FRESH plans have been submitted to change the use of a well-known roadside pub on the A64 near York into a drive-thru Starbucks with offices.

Teesside-based Dennis Harley Developments has now boosted measures to combat drainage problems, the issue which led City of York Council earlier this year to refuse a scheme for the Four Alls Inn at Stockton-on-Forest.

Planning documents submitted to the council says following talks with the local flooding authority, drainage issues have been resolved and a revised drainage strategy prepared.

Investigations were made into the existing drainage system, leading to drains being unblocked by removing debris and vegetation, and re-establishing a free-flowing system.

The application promises measures including creating an attenuation pond and says the drainage will be managed by a private company.

Elsewhere, the application remains the same as before to redevelop the site to provide coffee shop, office and retail facilities.

It would open from 7am to 11pm Monday to Saturday and from 9am to 11pm on Sundays and Bank Holidays.

Some of the work has already started, so the application is part-retrospective, it said.

The application continued: “The ground floor of the original public house building is to be used as a café with drive thru.
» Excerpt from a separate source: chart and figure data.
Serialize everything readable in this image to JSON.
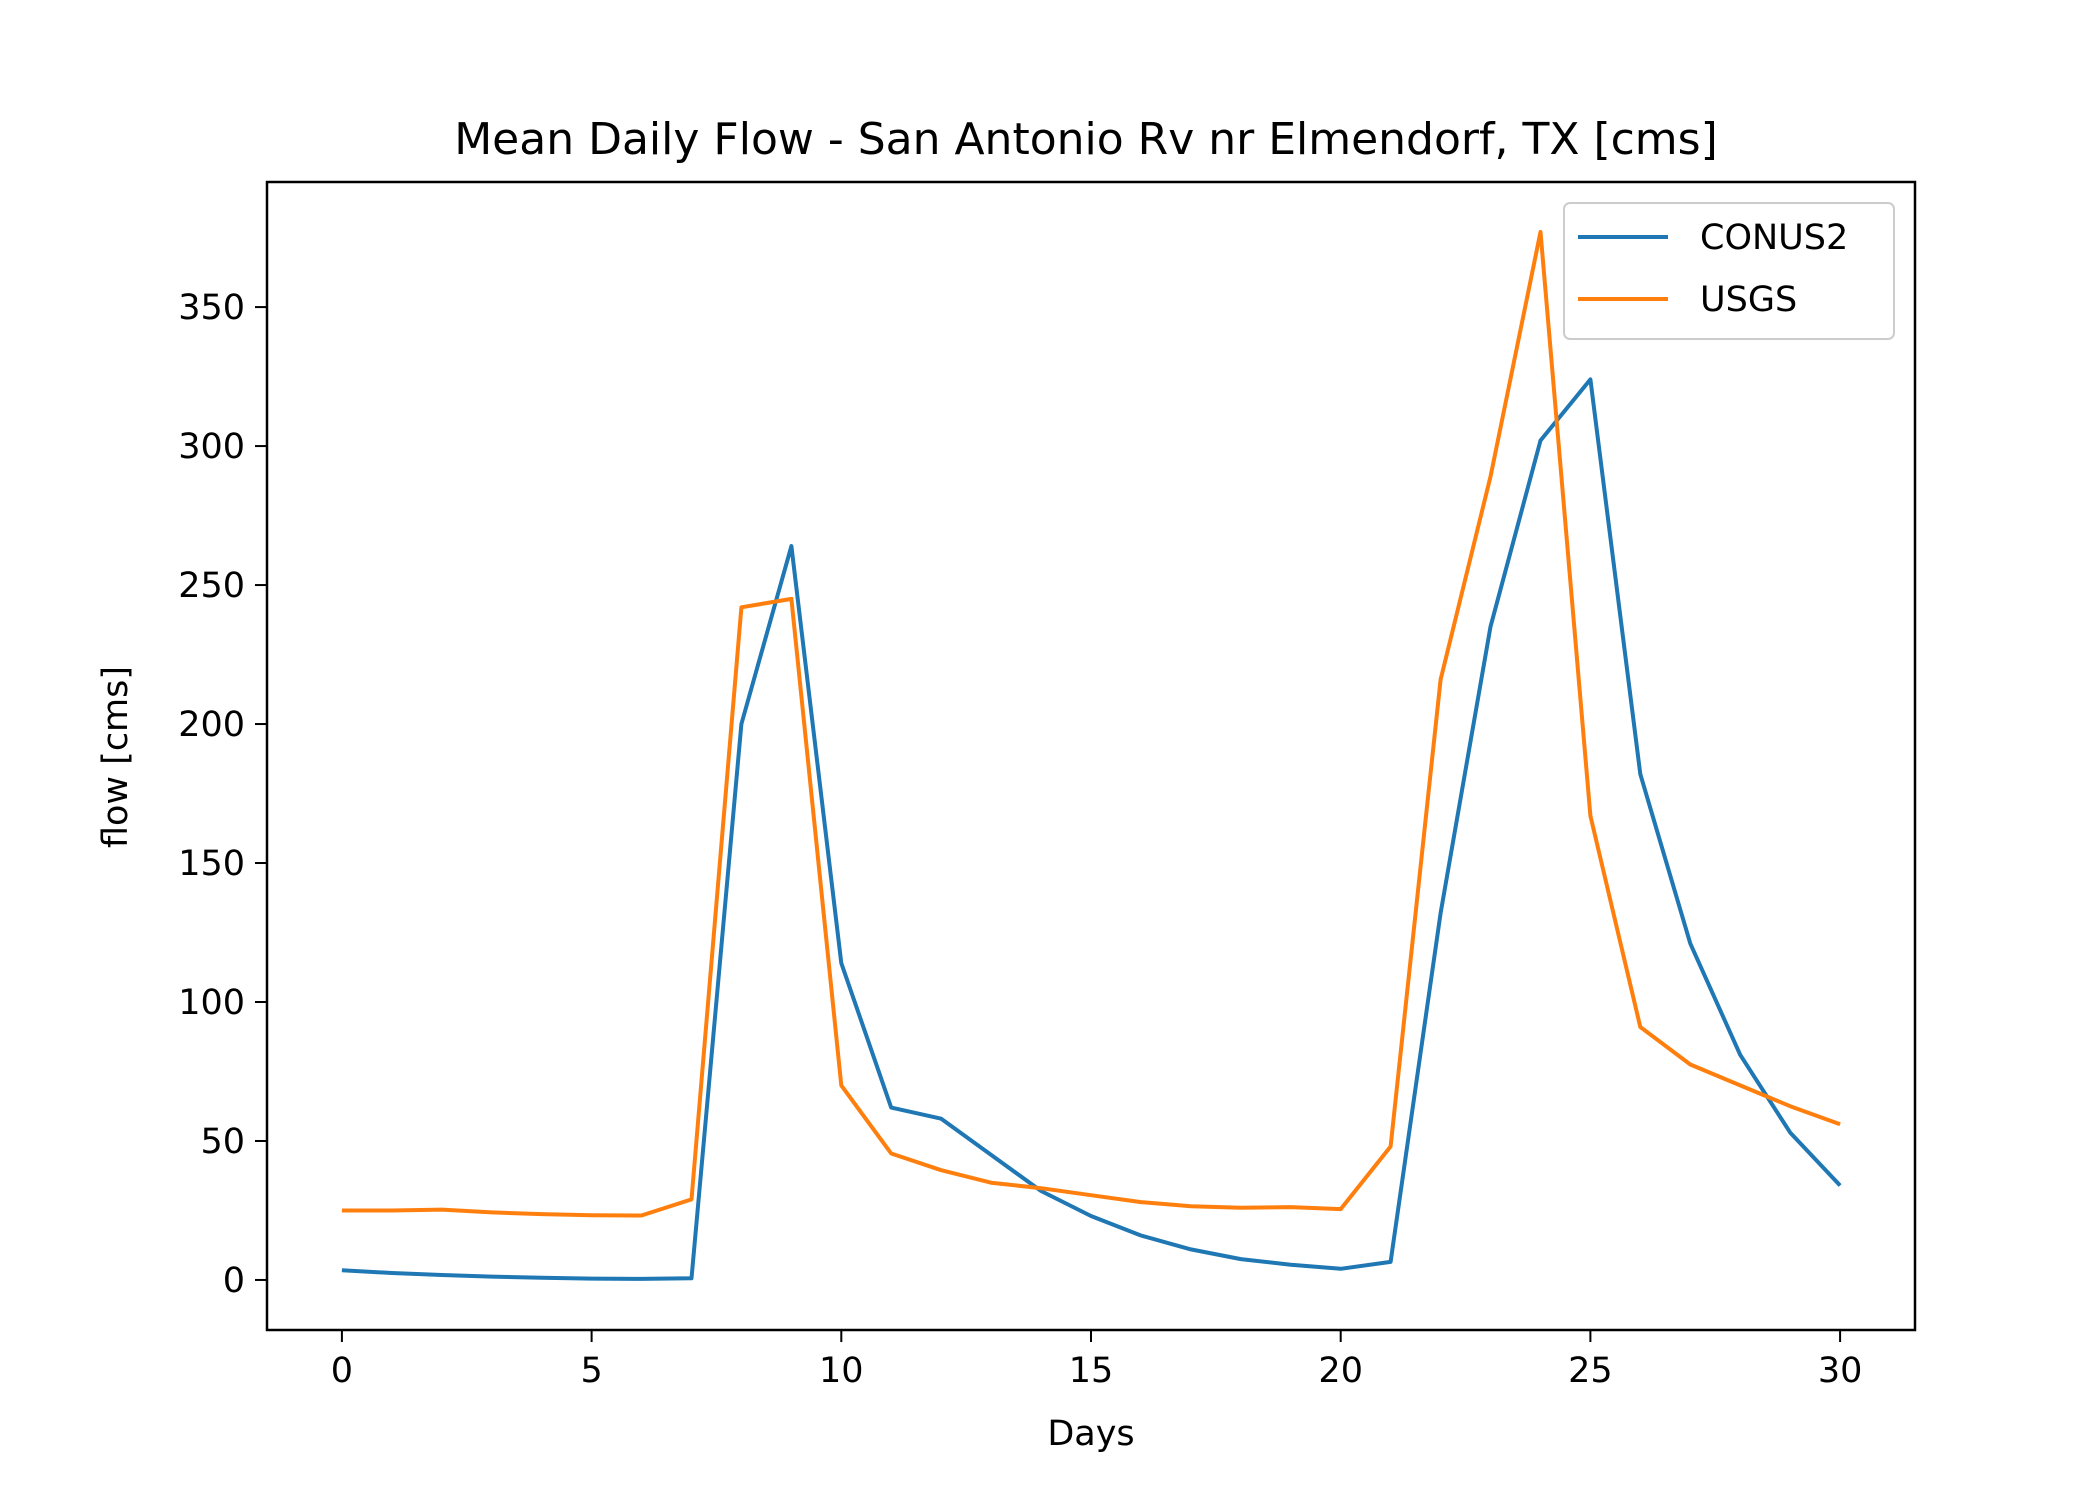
{
  "chart_data": {
    "type": "line",
    "title": "Mean Daily Flow - San Antonio Rv nr Elmendorf, TX [cms]",
    "xlabel": "Days",
    "ylabel": "flow [cms]",
    "xlim": [
      -1.5,
      31.5
    ],
    "ylim": [
      -18,
      395
    ],
    "xticks": [
      0,
      5,
      10,
      15,
      20,
      25,
      30
    ],
    "yticks": [
      0,
      50,
      100,
      150,
      200,
      250,
      300,
      350
    ],
    "grid": false,
    "legend_position": "top-right",
    "x": [
      0,
      1,
      2,
      3,
      4,
      5,
      6,
      7,
      8,
      9,
      10,
      11,
      12,
      13,
      14,
      15,
      16,
      17,
      18,
      19,
      20,
      21,
      22,
      23,
      24,
      25,
      26,
      27,
      28,
      29,
      30
    ],
    "series": [
      {
        "name": "CONUS2",
        "color": "#1f77b4",
        "values": [
          3.5,
          2.5,
          1.8,
          1.2,
          0.8,
          0.5,
          0.4,
          0.6,
          200,
          264,
          114,
          62,
          58,
          45,
          32,
          23,
          16,
          11,
          7.5,
          5.5,
          4,
          6.5,
          132,
          235,
          302,
          324,
          182,
          121,
          81,
          53,
          34
        ]
      },
      {
        "name": "USGS",
        "color": "#ff7f0e",
        "values": [
          25,
          25,
          25.3,
          24.3,
          23.7,
          23.3,
          23.2,
          29,
          242,
          245,
          70,
          45.5,
          39.5,
          35,
          33,
          30.5,
          28,
          26.5,
          26,
          26.2,
          25.5,
          48,
          216,
          289,
          377,
          167,
          91,
          77.5,
          70,
          62.5,
          56
        ]
      }
    ]
  }
}
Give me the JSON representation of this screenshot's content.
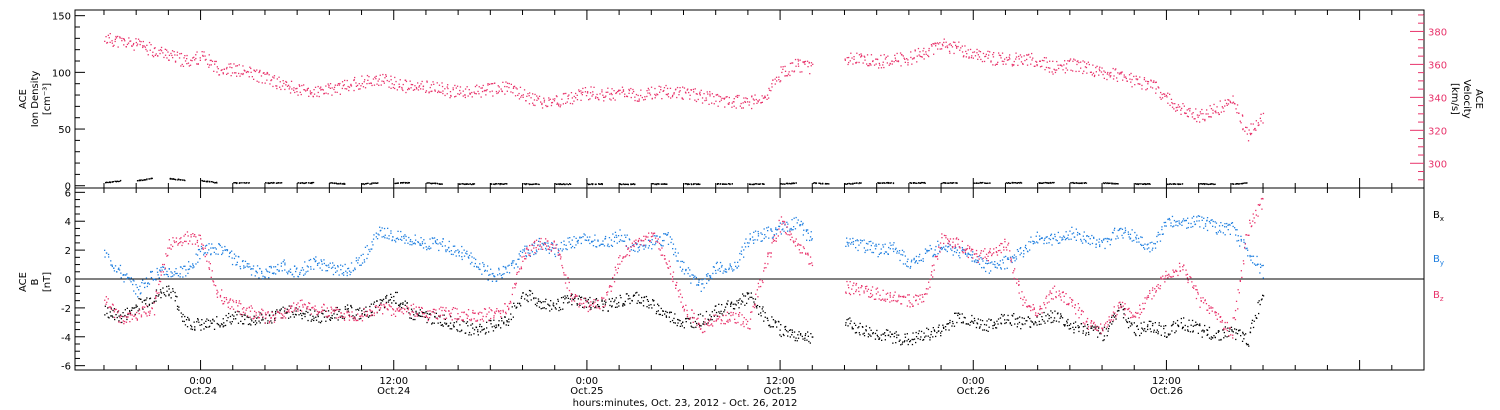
{
  "chart_data": [
    {
      "type": "scatter",
      "panel": "top",
      "left_axis": {
        "label_lines": [
          "ACE",
          "Ion Density",
          "[cm⁻³]"
        ],
        "ylim": [
          -2,
          155
        ],
        "ticks": [
          0,
          50,
          100,
          150
        ],
        "tick_labels": [
          "0",
          "50",
          "100",
          "150"
        ]
      },
      "right_axis": {
        "label_lines": [
          "ACE",
          "Velocity",
          "[km/s]"
        ],
        "ylim": [
          285,
          393
        ],
        "ticks": [
          300,
          320,
          340,
          360,
          380
        ],
        "tick_labels": [
          "300",
          "320",
          "340",
          "360",
          "380"
        ],
        "color": "#e8336b"
      },
      "series": [
        {
          "color": "#e8336b",
          "axis": "right",
          "x_hours": [
            -6,
            -5,
            -4,
            -3,
            -2,
            -1,
            0,
            1,
            2,
            3,
            4,
            5,
            6,
            7,
            8,
            9,
            10,
            11,
            12,
            13,
            14,
            15,
            16,
            17,
            18,
            19,
            20,
            21,
            22,
            23,
            24,
            25,
            26,
            27,
            28,
            29,
            30,
            31,
            32,
            33,
            34,
            35,
            36,
            37,
            38,
            39,
            40,
            41,
            42,
            43,
            44,
            45,
            46,
            47,
            48,
            49,
            50,
            51,
            52,
            53,
            54,
            55,
            56,
            57,
            58,
            59,
            60,
            61,
            62,
            63,
            64,
            65,
            66
          ],
          "values": [
            376,
            374,
            372,
            369,
            366,
            362,
            365,
            358,
            357,
            355,
            352,
            348,
            345,
            343,
            345,
            347,
            350,
            351,
            349,
            346,
            347,
            345,
            343,
            344,
            345,
            346,
            342,
            337,
            338,
            340,
            343,
            342,
            343,
            341,
            343,
            344,
            343,
            341,
            339,
            338,
            337,
            339,
            355,
            360,
            358,
            null,
            364,
            363,
            362,
            363,
            364,
            368,
            372,
            370,
            366,
            364,
            363,
            364,
            362,
            358,
            360,
            358,
            355,
            354,
            350,
            348,
            340,
            332,
            329,
            333,
            338,
            318,
            330
          ]
        },
        {
          "color": "#000000",
          "axis": "left",
          "x_hours": [
            -6,
            -4,
            -2,
            0,
            2,
            4,
            6,
            8,
            10,
            12,
            14,
            16,
            18,
            20,
            22,
            24,
            26,
            28,
            30,
            32,
            34,
            36,
            38,
            40,
            42,
            44,
            46,
            48,
            50,
            52,
            54,
            56,
            58,
            60,
            62,
            64,
            66
          ],
          "values": [
            3,
            5,
            7,
            5,
            3,
            3,
            3,
            3,
            2,
            3,
            3,
            2,
            2,
            2,
            2,
            2,
            2,
            2,
            2,
            2,
            2,
            2,
            3,
            2,
            3,
            3,
            3,
            3,
            3,
            3,
            3,
            3,
            2,
            2,
            2,
            2,
            3
          ]
        }
      ]
    },
    {
      "type": "scatter",
      "panel": "bottom",
      "left_axis": {
        "label_lines": [
          "ACE",
          "B",
          "[nT]"
        ],
        "ylim": [
          -6.3,
          6.3
        ],
        "ticks": [
          -6,
          -4,
          -2,
          0,
          2,
          4,
          6
        ],
        "tick_labels": [
          "-6",
          "-4",
          "-2",
          "0",
          "2",
          "4",
          "6"
        ]
      },
      "zero_line": true,
      "legend": [
        {
          "text": "B",
          "sub": "x",
          "color": "#000000"
        },
        {
          "text": "B",
          "sub": "y",
          "color": "#1f7fe0"
        },
        {
          "text": "B",
          "sub": "z",
          "color": "#e8336b"
        }
      ],
      "series": [
        {
          "color": "#000000",
          "x_hours": [
            -6,
            -5,
            -4,
            -3,
            -2,
            -1,
            0,
            1,
            2,
            3,
            4,
            5,
            6,
            7,
            8,
            9,
            10,
            11,
            12,
            13,
            14,
            15,
            16,
            17,
            18,
            19,
            20,
            21,
            22,
            23,
            24,
            25,
            26,
            27,
            28,
            29,
            30,
            31,
            32,
            33,
            34,
            35,
            36,
            37,
            38,
            39,
            40,
            41,
            42,
            43,
            44,
            45,
            46,
            47,
            48,
            49,
            50,
            51,
            52,
            53,
            54,
            55,
            56,
            57,
            58,
            59,
            60,
            61,
            62,
            63,
            64,
            65,
            66
          ],
          "values": [
            -2.2,
            -2.6,
            -1.8,
            -1.2,
            -0.6,
            -2.9,
            -3.2,
            -3.0,
            -2.6,
            -2.8,
            -2.7,
            -2.3,
            -2.2,
            -2.6,
            -2.5,
            -2.2,
            -2.4,
            -1.8,
            -1.2,
            -2.4,
            -2.6,
            -2.8,
            -3.2,
            -3.5,
            -3.2,
            -2.8,
            -1.0,
            -1.6,
            -1.8,
            -1.4,
            -1.6,
            -1.8,
            -1.5,
            -1.2,
            -1.8,
            -2.5,
            -3.0,
            -2.8,
            -2.2,
            -1.8,
            -1.2,
            -2.6,
            -3.5,
            -3.8,
            -4.0,
            null,
            -3.0,
            -3.5,
            -3.8,
            -4.0,
            -4.2,
            -3.8,
            -3.5,
            -2.5,
            -3.0,
            -3.2,
            -2.6,
            -3.0,
            -2.8,
            -2.5,
            -3.2,
            -3.5,
            -3.8,
            -2.0,
            -3.5,
            -3.2,
            -3.6,
            -3.0,
            -3.5,
            -3.8,
            -3.6,
            -4.2,
            -0.5
          ]
        },
        {
          "color": "#1f7fe0",
          "x_hours": [
            -6,
            -5,
            -4,
            -3,
            -2,
            -1,
            0,
            1,
            2,
            3,
            4,
            5,
            6,
            7,
            8,
            9,
            10,
            11,
            12,
            13,
            14,
            15,
            16,
            17,
            18,
            19,
            20,
            21,
            22,
            23,
            24,
            25,
            26,
            27,
            28,
            29,
            30,
            31,
            32,
            33,
            34,
            35,
            36,
            37,
            38,
            39,
            40,
            41,
            42,
            43,
            44,
            45,
            46,
            47,
            48,
            49,
            50,
            51,
            52,
            53,
            54,
            55,
            56,
            57,
            58,
            59,
            60,
            61,
            62,
            63,
            64,
            65,
            66
          ],
          "values": [
            1.8,
            0.5,
            -0.8,
            0.4,
            0.6,
            0.5,
            2.0,
            2.2,
            1.4,
            0.6,
            0.5,
            1.0,
            0.5,
            1.2,
            0.8,
            0.6,
            1.5,
            3.2,
            3.0,
            2.8,
            2.5,
            2.4,
            2.0,
            1.2,
            0.2,
            0.6,
            1.8,
            2.4,
            2.0,
            2.6,
            2.8,
            2.5,
            3.0,
            2.2,
            2.6,
            2.8,
            0.6,
            -0.5,
            0.8,
            0.6,
            2.8,
            3.2,
            3.5,
            4.0,
            2.6,
            null,
            2.6,
            2.4,
            2.0,
            2.2,
            1.0,
            1.8,
            2.4,
            2.0,
            1.5,
            0.8,
            1.2,
            2.0,
            3.0,
            2.8,
            3.2,
            2.8,
            2.5,
            3.4,
            3.0,
            2.2,
            4.0,
            3.8,
            4.1,
            3.6,
            3.5,
            2.0,
            0.4
          ]
        },
        {
          "color": "#e8336b",
          "x_hours": [
            -6,
            -5,
            -4,
            -3,
            -2,
            -1,
            0,
            1,
            2,
            3,
            4,
            5,
            6,
            7,
            8,
            9,
            10,
            11,
            12,
            13,
            14,
            15,
            16,
            17,
            18,
            19,
            20,
            21,
            22,
            23,
            24,
            25,
            26,
            27,
            28,
            29,
            30,
            31,
            32,
            33,
            34,
            35,
            36,
            37,
            38,
            39,
            40,
            41,
            42,
            43,
            44,
            45,
            46,
            47,
            48,
            49,
            50,
            51,
            52,
            53,
            54,
            55,
            56,
            57,
            58,
            59,
            60,
            61,
            62,
            63,
            64,
            65,
            66
          ],
          "values": [
            -1.5,
            -2.8,
            -2.4,
            -2.0,
            2.4,
            2.9,
            2.6,
            -1.0,
            -1.8,
            -2.2,
            -2.6,
            -2.4,
            -1.8,
            -2.0,
            -2.2,
            -2.4,
            -2.4,
            -2.0,
            -2.2,
            -2.0,
            -2.6,
            -2.3,
            -2.4,
            -2.5,
            -2.4,
            -2.0,
            1.8,
            2.5,
            2.2,
            -1.2,
            -1.8,
            -1.6,
            1.5,
            2.5,
            3.0,
            1.0,
            -2.0,
            -3.3,
            -2.8,
            -2.5,
            -3.0,
            1.0,
            4.0,
            2.6,
            0.8,
            null,
            -0.5,
            -0.8,
            -1.0,
            -1.2,
            -1.5,
            -1.0,
            2.8,
            2.4,
            1.6,
            1.8,
            2.5,
            -1.5,
            -2.2,
            -0.8,
            -1.5,
            -3.0,
            -3.5,
            -1.8,
            -2.5,
            -1.0,
            0.5,
            0.8,
            -1.5,
            -2.4,
            -3.8,
            3.5,
            5.6
          ]
        }
      ]
    }
  ],
  "x_axis": {
    "range_hours": [
      -7.8,
      76
    ],
    "major_ticks_hours": [
      0,
      12,
      24,
      36,
      48,
      60
    ],
    "tick_labels": [
      {
        "time": "0:00",
        "date": "Oct.24"
      },
      {
        "time": "12:00",
        "date": "Oct.24"
      },
      {
        "time": "0:00",
        "date": "Oct.25"
      },
      {
        "time": "12:00",
        "date": "Oct.25"
      },
      {
        "time": "0:00",
        "date": "Oct.26"
      },
      {
        "time": "12:00",
        "date": "Oct.26"
      }
    ],
    "xlabel": "hours:minutes, Oct. 23, 2012 - Oct. 26, 2012"
  }
}
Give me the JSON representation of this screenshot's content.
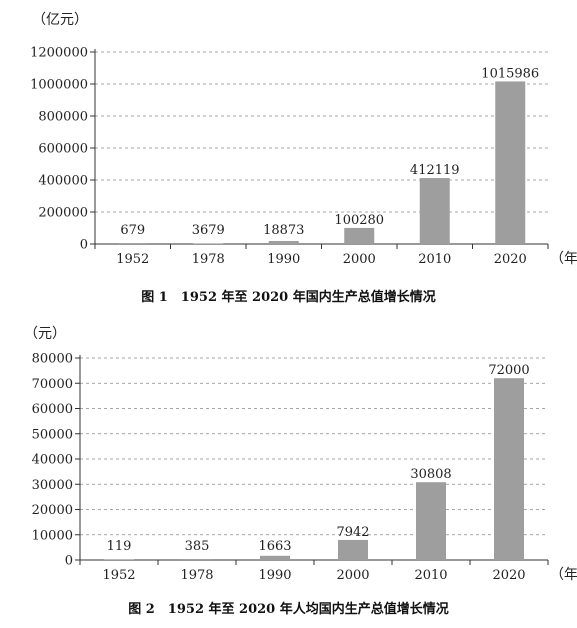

A single storey element to the rear of the public house has been demolished and a canopy erected to cover the drive thru collection point. The upper floor is to be used as office space.”

Parking on the site would increase from 23 to 46 spaces and access from the A64 will be improved, as already agreed with National Highways.

The application says the site was used as a pub for about a century but this use was no longer found to be viable so Punch Taverns closed the pub and sold it for redevelopment. No formal offers were made to keep it as a pub, so the city council accepts the site is not viable as a pub.

This was also accepted in a previous planning application, which was approved several years ago and remains in force until July 2023 to demolish the pub and replace it with two houses.

The city council has also accepted the relatively small scale of the proposal will not harm the viability and vitality of the city centre.

Jobs will be created in and the coffee shop “will create an attractive new meeting place for local people as well as a valuable stopping off point for passing motorists.”

The intended operator Starbucks will ensure the ongoing use and maintenance of the building.

The application added: “It is accepted that the best way to conserve a building is to keep it in use, or to find it an appropriate new use which would see to its long-term conservation. An unreasonable, inflexible approach will prevent action that could give a building new life.”